Pourtant, pour le tribunal, ce n'est pas assez. Un premier jugement l'année dernière a condamné la MSA qui l'avait affiliée : « La justice a nié mon activité agricole pour la raison qu'elle serait négligeable. Pour eux, mes brebis, mon fromage, c'est farfelu. » Dernièrement, le tribunal des baux ruraux a aussi ordonné son expulsion... en pleine année de cultures ! « Le tribunal m'enlève la possibilité d'avoir un bail sur des terres que j'exploite depuis des années. Si un huissier vient demain, j'ai huit jours pour partir... ce qui ne se fait jamais en agriculture. » D'autant qu'Yveline a fait appel.
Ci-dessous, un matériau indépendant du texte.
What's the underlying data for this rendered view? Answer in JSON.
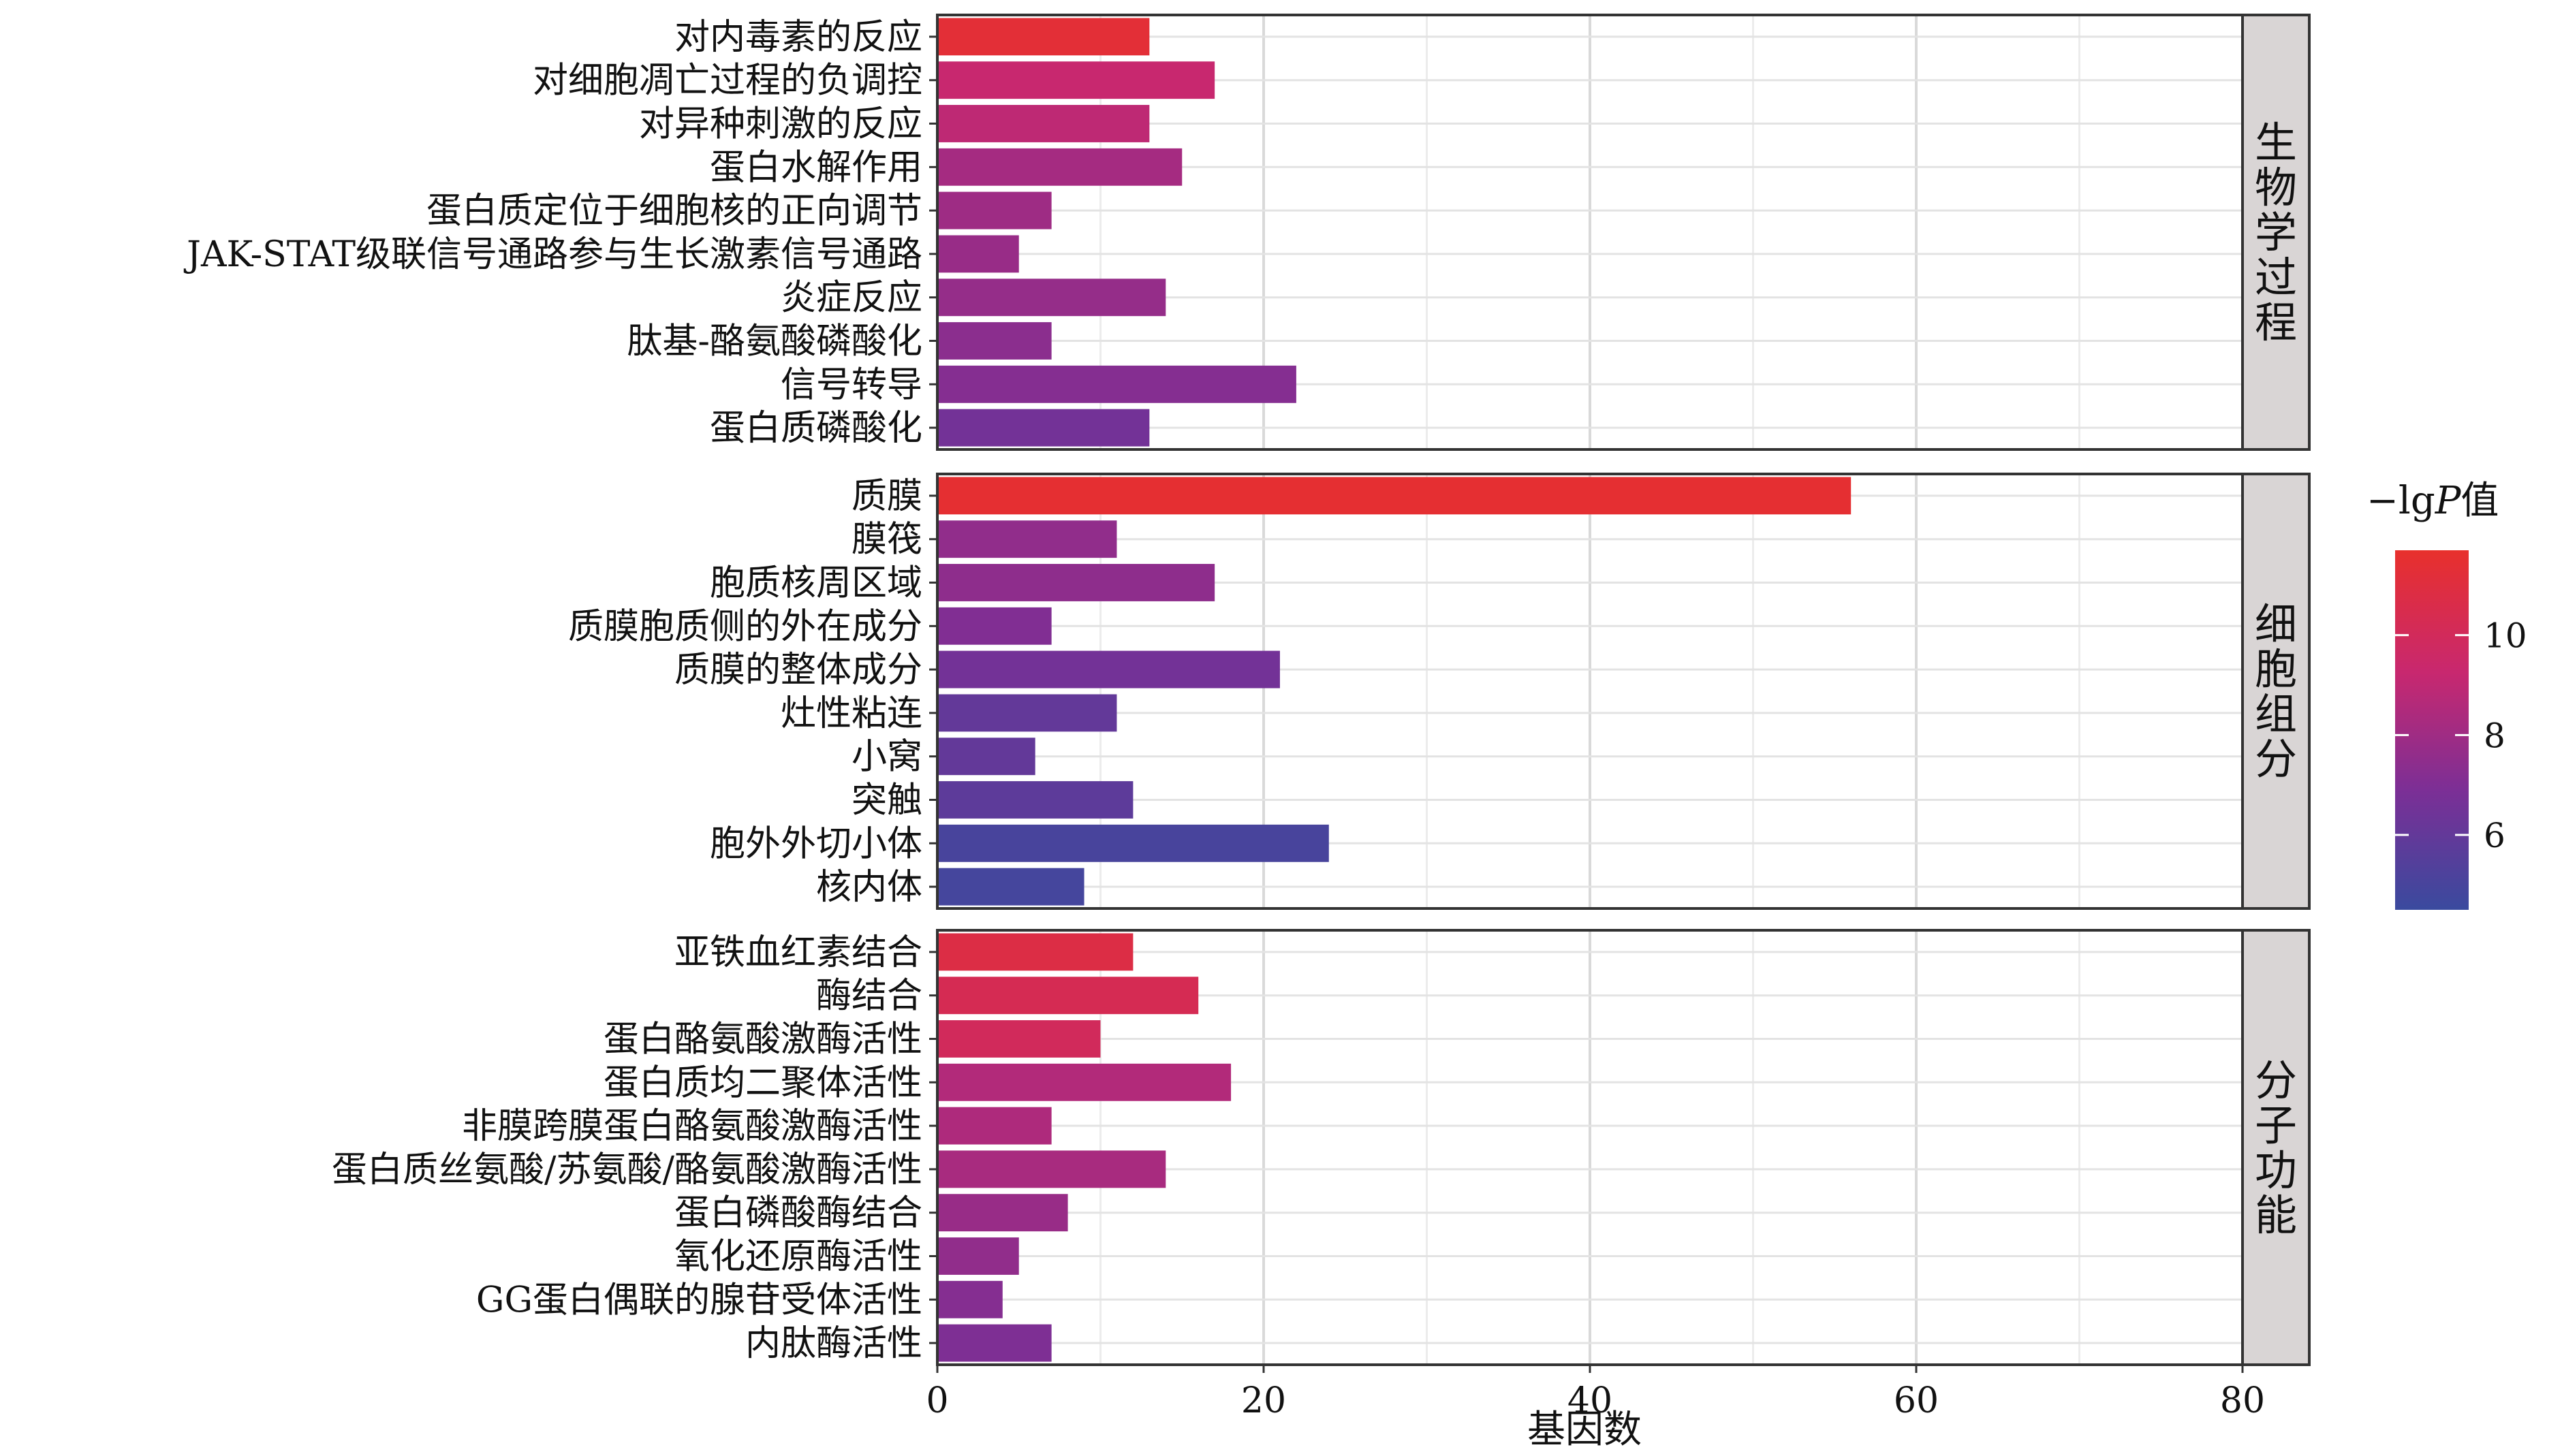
{
  "chart_data": {
    "type": "bar",
    "orientation": "horizontal",
    "xlabel": "基因数",
    "xlim": [
      0,
      80
    ],
    "xticks": [
      0,
      20,
      40,
      60,
      80
    ],
    "grid": true,
    "legend": {
      "title_prefix": "−lg",
      "title_italic": "P",
      "title_suffix": "值",
      "ticks": [
        6,
        8,
        10
      ],
      "range": [
        4.5,
        11.7
      ],
      "position": "right",
      "colors": [
        "#3a4a9e",
        "#7b2f96",
        "#c8286f",
        "#e8302c"
      ]
    },
    "panels": [
      {
        "facet": "生物学过程",
        "bars": [
          {
            "term": "对内毒素的反应",
            "count": 13,
            "neglogp": 11.3
          },
          {
            "term": "对细胞凋亡过程的负调控",
            "count": 17,
            "neglogp": 9.3
          },
          {
            "term": "对异种刺激的反应",
            "count": 13,
            "neglogp": 9.0
          },
          {
            "term": "蛋白水解作用",
            "count": 15,
            "neglogp": 8.2
          },
          {
            "term": "蛋白质定位于细胞核的正向调节",
            "count": 7,
            "neglogp": 8.0
          },
          {
            "term": "JAK-STAT级联信号通路参与生长激素信号通路",
            "count": 5,
            "neglogp": 7.8
          },
          {
            "term": "炎症反应",
            "count": 14,
            "neglogp": 7.7
          },
          {
            "term": "肽基-酪氨酸磷酸化",
            "count": 7,
            "neglogp": 7.4
          },
          {
            "term": "信号转导",
            "count": 22,
            "neglogp": 7.2
          },
          {
            "term": "蛋白质磷酸化",
            "count": 13,
            "neglogp": 6.6
          }
        ]
      },
      {
        "facet": "细胞组分",
        "bars": [
          {
            "term": "质膜",
            "count": 56,
            "neglogp": 11.5
          },
          {
            "term": "膜筏",
            "count": 11,
            "neglogp": 7.6
          },
          {
            "term": "胞质核周区域",
            "count": 17,
            "neglogp": 7.5
          },
          {
            "term": "质膜胞质侧的外在成分",
            "count": 7,
            "neglogp": 7.1
          },
          {
            "term": "质膜的整体成分",
            "count": 21,
            "neglogp": 6.6
          },
          {
            "term": "灶性粘连",
            "count": 11,
            "neglogp": 6.0
          },
          {
            "term": "小窝",
            "count": 6,
            "neglogp": 6.0
          },
          {
            "term": "突触",
            "count": 12,
            "neglogp": 5.8
          },
          {
            "term": "胞外外切小体",
            "count": 24,
            "neglogp": 5.0
          },
          {
            "term": "核内体",
            "count": 9,
            "neglogp": 4.9
          }
        ]
      },
      {
        "facet": "分子功能",
        "bars": [
          {
            "term": "亚铁血红素结合",
            "count": 12,
            "neglogp": 10.8
          },
          {
            "term": "酶结合",
            "count": 16,
            "neglogp": 10.3
          },
          {
            "term": "蛋白酪氨酸激酶活性",
            "count": 10,
            "neglogp": 10.0
          },
          {
            "term": "蛋白质均二聚体活性",
            "count": 18,
            "neglogp": 8.6
          },
          {
            "term": "非膜跨膜蛋白酪氨酸激酶活性",
            "count": 7,
            "neglogp": 8.5
          },
          {
            "term": "蛋白质丝氨酸/苏氨酸/酪氨酸激酶活性",
            "count": 14,
            "neglogp": 8.3
          },
          {
            "term": "蛋白磷酸酶结合",
            "count": 8,
            "neglogp": 7.8
          },
          {
            "term": "氧化还原酶活性",
            "count": 5,
            "neglogp": 7.6
          },
          {
            "term": "GG蛋白偶联的腺苷受体活性",
            "count": 4,
            "neglogp": 7.2
          },
          {
            "term": "内肽酶活性",
            "count": 7,
            "neglogp": 7.0
          }
        ]
      }
    ]
  }
}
Incompréhensible pour de nombreuses associations militantes : Minga, la Wouamap, le groupement des agriculteurs bio Gab 29, la Confédération paysanne, le Civam, Terre de liens... Leur pétition de soutien a déjà recueilli 1 600 signatures sur Internet. Dimanche, jour de la journée internationale pour les luttes paysannes, elles organisent aussi une journée de mobilisation chez Yveline.
« Il ne s'agit pas de prendre parti sur l'enjeu du procès qui l'oppose à sa famille, mais sur l'enjeu du maintien de ce type d'agriculture dans le Finistère », explique Emmanuel Antoine, président de Mingwa. Pour ces associations, l'histoire d'Yveline illustre parfaitement les difficultés que rencontrent aujourd'hui les paysans. Les zones d'activités et les lotissements dévorent la campagne. « Il y a une pression foncière dingue. Chaque jour, en France, 230 ha disparaissent. En Bretagne, chaque année, 500 jeunes n'arrivent pas à trouver des terres. »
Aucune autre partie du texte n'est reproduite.